I realize I haven’t written anything here in a bit, but that doesn’t men I haven’t done any nifty Linuxy things. I have been wrestling, lately, with some screen realestate problems….

At work I got assigned a laptop to use as my workstation, and this laptop comes with a docking station. Now this dock was hooked to a nice lcd monitor, but I did notice that most of my coworkers had dial displays. Being low-man on the totem pole I didn’t give it much thought until recently when I came across a spare lcd monitor I could use as a second. Since some other people are using dual displays on the same hardware under windows, I assumed that I could, in fact, do it with Linux as well.

The laptop uses an ATI video card, and after upgrading to the latest and greatest ATI driver and creating a xorg.conf with aticonfig, I was quite pleased to see working dual displays. This wasn’t hard to get working once I found the correct information. Unfortunately, I had a real problem getting this set up *just right*. While the dual screen works, one screen is offset just a little bit, and it’s just enough to drive me crazy. I have tried everything in the book to tweak it out for about three days until I got too annoyed and just went back to one monitor (to keep my sanity).

After all that, a coworker brought his laptop in that he just installed Slackware on and one of his problems/questions was the video resolution.
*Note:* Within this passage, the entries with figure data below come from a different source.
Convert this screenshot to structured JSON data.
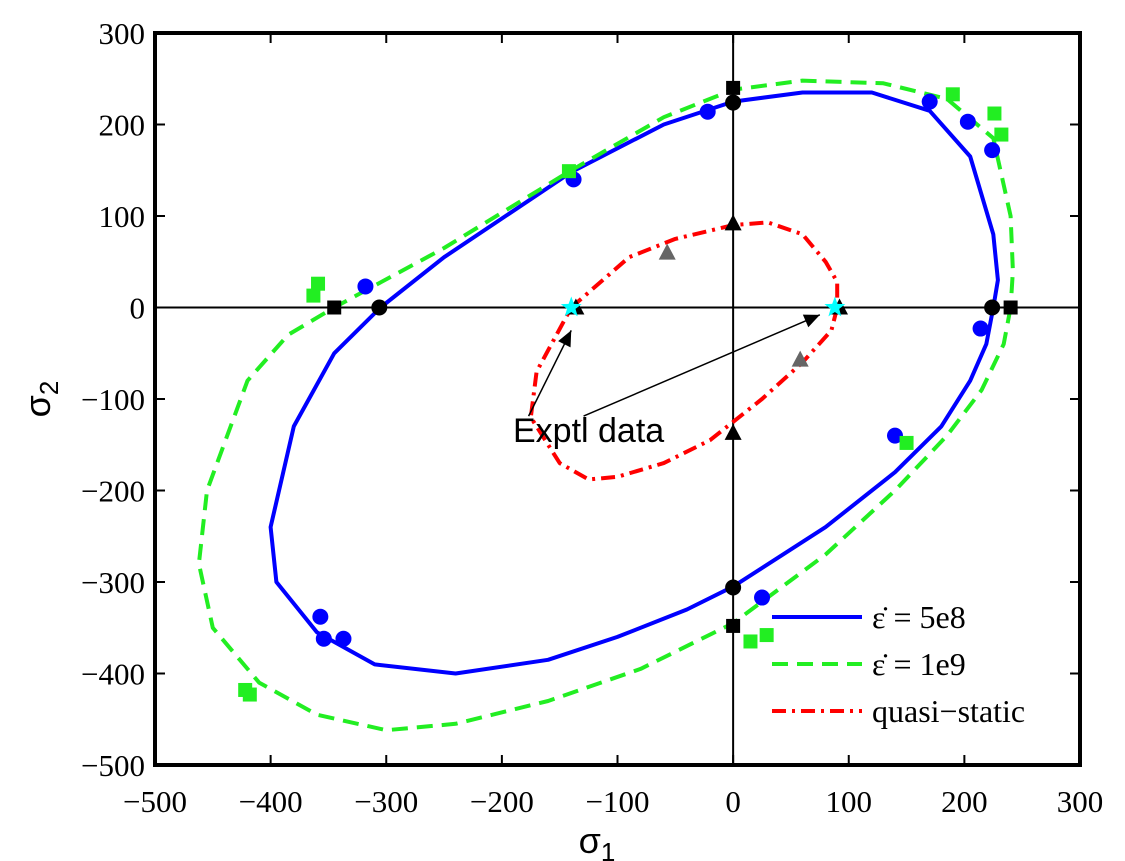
{
  "chart_data": {
    "type": "line",
    "xlabel": "σ",
    "xlabel_sub": "1",
    "ylabel": "σ",
    "ylabel_sub": "2",
    "xlim": [
      -500,
      300
    ],
    "ylim": [
      -500,
      300
    ],
    "xticks": [
      -500,
      -400,
      -300,
      -200,
      -100,
      0,
      100,
      200,
      300
    ],
    "yticks": [
      -500,
      -400,
      -300,
      -200,
      -100,
      0,
      100,
      200,
      300
    ],
    "xtick_labels": [
      "−500",
      "−400",
      "−300",
      "−200",
      "−100",
      "0",
      "100",
      "200",
      "300"
    ],
    "ytick_labels": [
      "−500",
      "−400",
      "−300",
      "−200",
      "−100",
      "0",
      "100",
      "200",
      "300"
    ],
    "grid": false,
    "legend_position": "bottom-right",
    "series": [
      {
        "name": "ε̇ = 5e8",
        "style": "solid",
        "color": "#0000FF",
        "x": [
          225,
          219,
          205,
          180,
          140,
          80,
          0,
          -40,
          -100,
          -160,
          -240,
          -310,
          -360,
          -395,
          -400,
          -380,
          -345,
          -305,
          -250,
          -140,
          -60,
          0,
          60,
          120,
          170,
          205,
          225,
          229,
          225
        ],
        "y": [
          0,
          -40,
          -80,
          -130,
          -180,
          -240,
          -305,
          -330,
          -360,
          -385,
          -400,
          -390,
          -355,
          -300,
          -240,
          -130,
          -50,
          0,
          55,
          148,
          200,
          225,
          235,
          235,
          215,
          165,
          80,
          30,
          0
        ],
        "markers": {
          "shape": "circle",
          "color": "#0000FF",
          "x": [
            -22,
            -138,
            170,
            203,
            224,
            -318,
            214,
            140,
            25,
            -357,
            -354,
            -337
          ],
          "y": [
            214,
            140,
            225,
            203,
            172,
            23,
            -23,
            -140,
            -317,
            -338,
            -362,
            -362
          ]
        }
      },
      {
        "name": "ε̇ = 1e9",
        "style": "dashed",
        "color": "#22EE22",
        "x": [
          240,
          234,
          215,
          185,
          140,
          80,
          0,
          -80,
          -160,
          -240,
          -300,
          -360,
          -410,
          -450,
          -462,
          -455,
          -420,
          -385,
          -345,
          -250,
          -140,
          -60,
          0,
          60,
          130,
          185,
          225,
          240,
          242,
          240
        ],
        "y": [
          0,
          -40,
          -90,
          -140,
          -200,
          -270,
          -345,
          -395,
          -430,
          -455,
          -462,
          -445,
          -410,
          -350,
          -280,
          -200,
          -80,
          -30,
          0,
          65,
          150,
          208,
          238,
          248,
          245,
          228,
          185,
          100,
          40,
          0
        ],
        "markers": {
          "shape": "square",
          "color": "#22EE22",
          "x": [
            -142,
            190,
            226,
            232,
            -359,
            -363,
            150,
            15,
            29,
            -422,
            -418
          ],
          "y": [
            149,
            233,
            212,
            189,
            26,
            13,
            -148,
            -365,
            -358,
            -418,
            -423
          ]
        }
      },
      {
        "name": "quasi−static",
        "style": "dashdot",
        "color": "#FF0000",
        "x": [
          90,
          85,
          60,
          25,
          -20,
          -60,
          -100,
          -125,
          -150,
          -175,
          -170,
          -140,
          -90,
          -50,
          0,
          30,
          60,
          80,
          90,
          90
        ],
        "y": [
          0,
          -25,
          -60,
          -100,
          -145,
          -170,
          -185,
          -188,
          -170,
          -120,
          -70,
          0,
          55,
          75,
          90,
          93,
          80,
          50,
          28,
          0
        ],
        "markers": {
          "shape": "triangle",
          "color": "#666666",
          "x": [
            -57,
            58
          ],
          "y": [
            60,
            -57
          ]
        }
      }
    ],
    "axis_points": {
      "black_circles": {
        "x": [
          -306,
          224,
          0,
          0
        ],
        "y": [
          0,
          0,
          224,
          -306
        ]
      },
      "black_squares": {
        "x": [
          -345,
          240,
          0,
          0
        ],
        "y": [
          0,
          0,
          240,
          -348
        ]
      },
      "black_triangles": {
        "x": [
          -136,
          92,
          0,
          0
        ],
        "y": [
          0,
          0,
          92,
          -137
        ]
      }
    },
    "experimental_data": {
      "shape": "star",
      "color": "#00FFFF",
      "x": [
        -140,
        88
      ],
      "y": [
        0,
        0
      ]
    },
    "annotations": [
      {
        "text": "Exptl data",
        "x": -125,
        "y": -134,
        "arrows_to": [
          [
            -140,
            -25
          ],
          [
            75,
            -8
          ]
        ]
      }
    ]
  }
}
This is a newer laptop running ATI video and a widescreen display. Well, a quick google gave good results on getting this going properly, and the solution was, again, install the new ATI driver, and you can use aticonfig to generate a xorg.conf file. This, again, worked well, however, with one small problem. The resolution was *stuck* quite high and the only adjustment I could make was to get it very low at about 640×480. Again, ATI almost there but not quite…

Forward to today where I *finally* got around to trying dual monitors on my home machine. The difference here is that my machine has nvidia for video. I plugged in another monitor and got a blank display, which was kind of disheartening. I did some quick research on the net and found some good directions on the Ubuntu forums on this. Apparently you add the twinview option to your xorg.conf and it’s just supposed to work. Well, guess what? It does! This is truely goovy to have 3 lcf screens on my desk (1-widescreen mac, 2-17 inch hooked to my main workstation (linux)).

Moral of the story: When you want dual monitors, use Nvidia.